Photographer Maggie (Meg Ryan) and astronomer Sam (Matthew Broderick) team up to spy on and torment their former lovers, who have become a couple. This unlikely and mean-spirited premise sees the pair squatting in a New York City apartment opposite their exes and watching them by using Sam’s astronomy equipment for surveillance.
The story doesn’t work for a number of reasons, but mainly because it’s built around cruelty. Are we really meant to relate to them destroying the lives of the people who wronged them?
There are so many silly aspects:
1. Maggie is a revenge-crazed grungy biker/artist with perfect make-up. The film can’t decide how we’re supposed to feel about her.
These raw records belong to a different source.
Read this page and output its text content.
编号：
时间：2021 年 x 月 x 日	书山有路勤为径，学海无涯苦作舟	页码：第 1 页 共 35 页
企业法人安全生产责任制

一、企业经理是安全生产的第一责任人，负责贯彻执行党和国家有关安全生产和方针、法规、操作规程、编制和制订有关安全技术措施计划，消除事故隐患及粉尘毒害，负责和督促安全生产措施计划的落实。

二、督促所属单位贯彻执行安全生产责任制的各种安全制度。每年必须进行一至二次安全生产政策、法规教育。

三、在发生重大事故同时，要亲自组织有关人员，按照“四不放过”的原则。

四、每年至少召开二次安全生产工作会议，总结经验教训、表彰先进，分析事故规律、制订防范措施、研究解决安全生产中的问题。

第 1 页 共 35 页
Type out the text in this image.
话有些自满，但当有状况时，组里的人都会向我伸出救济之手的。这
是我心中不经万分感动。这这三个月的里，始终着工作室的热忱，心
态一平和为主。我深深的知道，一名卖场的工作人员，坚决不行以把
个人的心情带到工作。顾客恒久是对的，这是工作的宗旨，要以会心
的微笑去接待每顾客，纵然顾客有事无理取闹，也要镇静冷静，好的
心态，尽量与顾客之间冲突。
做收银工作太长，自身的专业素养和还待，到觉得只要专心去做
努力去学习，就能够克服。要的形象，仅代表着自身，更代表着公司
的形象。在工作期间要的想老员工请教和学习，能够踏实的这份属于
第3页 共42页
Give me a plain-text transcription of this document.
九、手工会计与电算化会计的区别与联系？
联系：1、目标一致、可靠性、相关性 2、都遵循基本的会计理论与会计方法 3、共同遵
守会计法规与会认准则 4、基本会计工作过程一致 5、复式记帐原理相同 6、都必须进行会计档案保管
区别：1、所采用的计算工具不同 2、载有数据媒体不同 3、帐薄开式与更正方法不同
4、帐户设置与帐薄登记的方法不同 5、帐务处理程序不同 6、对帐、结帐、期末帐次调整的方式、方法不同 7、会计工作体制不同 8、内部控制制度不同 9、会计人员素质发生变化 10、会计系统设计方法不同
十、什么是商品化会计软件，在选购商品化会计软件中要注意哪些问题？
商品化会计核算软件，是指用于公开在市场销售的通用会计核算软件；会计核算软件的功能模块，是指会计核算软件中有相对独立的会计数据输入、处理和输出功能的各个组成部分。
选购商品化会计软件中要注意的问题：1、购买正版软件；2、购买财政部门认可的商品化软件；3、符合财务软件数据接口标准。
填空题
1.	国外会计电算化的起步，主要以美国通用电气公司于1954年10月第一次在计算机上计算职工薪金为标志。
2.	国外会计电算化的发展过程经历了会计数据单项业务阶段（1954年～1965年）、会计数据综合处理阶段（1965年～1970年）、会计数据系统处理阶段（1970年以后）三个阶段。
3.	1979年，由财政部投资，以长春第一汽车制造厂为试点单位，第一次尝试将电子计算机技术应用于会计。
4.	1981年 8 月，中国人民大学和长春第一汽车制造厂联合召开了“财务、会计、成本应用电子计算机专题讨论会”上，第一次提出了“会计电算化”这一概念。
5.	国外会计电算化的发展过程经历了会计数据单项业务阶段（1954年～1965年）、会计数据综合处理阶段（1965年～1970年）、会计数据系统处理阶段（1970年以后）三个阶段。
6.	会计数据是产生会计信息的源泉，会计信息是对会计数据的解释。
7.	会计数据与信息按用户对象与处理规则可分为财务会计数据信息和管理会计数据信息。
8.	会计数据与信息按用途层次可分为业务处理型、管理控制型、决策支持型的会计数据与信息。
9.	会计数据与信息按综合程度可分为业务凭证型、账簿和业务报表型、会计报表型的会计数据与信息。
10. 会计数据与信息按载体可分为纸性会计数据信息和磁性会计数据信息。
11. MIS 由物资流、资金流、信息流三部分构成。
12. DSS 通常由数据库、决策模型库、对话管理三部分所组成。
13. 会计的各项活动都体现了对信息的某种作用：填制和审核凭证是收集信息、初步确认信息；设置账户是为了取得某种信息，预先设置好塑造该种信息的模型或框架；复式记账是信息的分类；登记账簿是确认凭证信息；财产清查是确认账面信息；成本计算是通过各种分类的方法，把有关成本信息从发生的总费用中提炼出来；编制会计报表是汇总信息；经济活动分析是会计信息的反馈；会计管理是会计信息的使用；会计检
2. Neither Maggie nor Sam have anything else they need to do, such as earning a living. They can spend all of their time dismantling other people’s lives.
3. The Frenchman Anton (Tchéky Karyo) who steals Sam’s sweetheart Linda (Kelly Preston) doesn’t sound French at all. I kept thinking that the plot would reveal him to be an American, but no, he was just acting badly.
4. There’s an absurd scene in which a bunch of kids are persuaded to spray perfume on Anton via water pistols. This sort of thing just doesn’t ring true.
It’s fascinating in a way, but the tone is all wrong and it’s simply not funny. You wonder why Ryan and Broderick ever got mixed up in something so misjudged.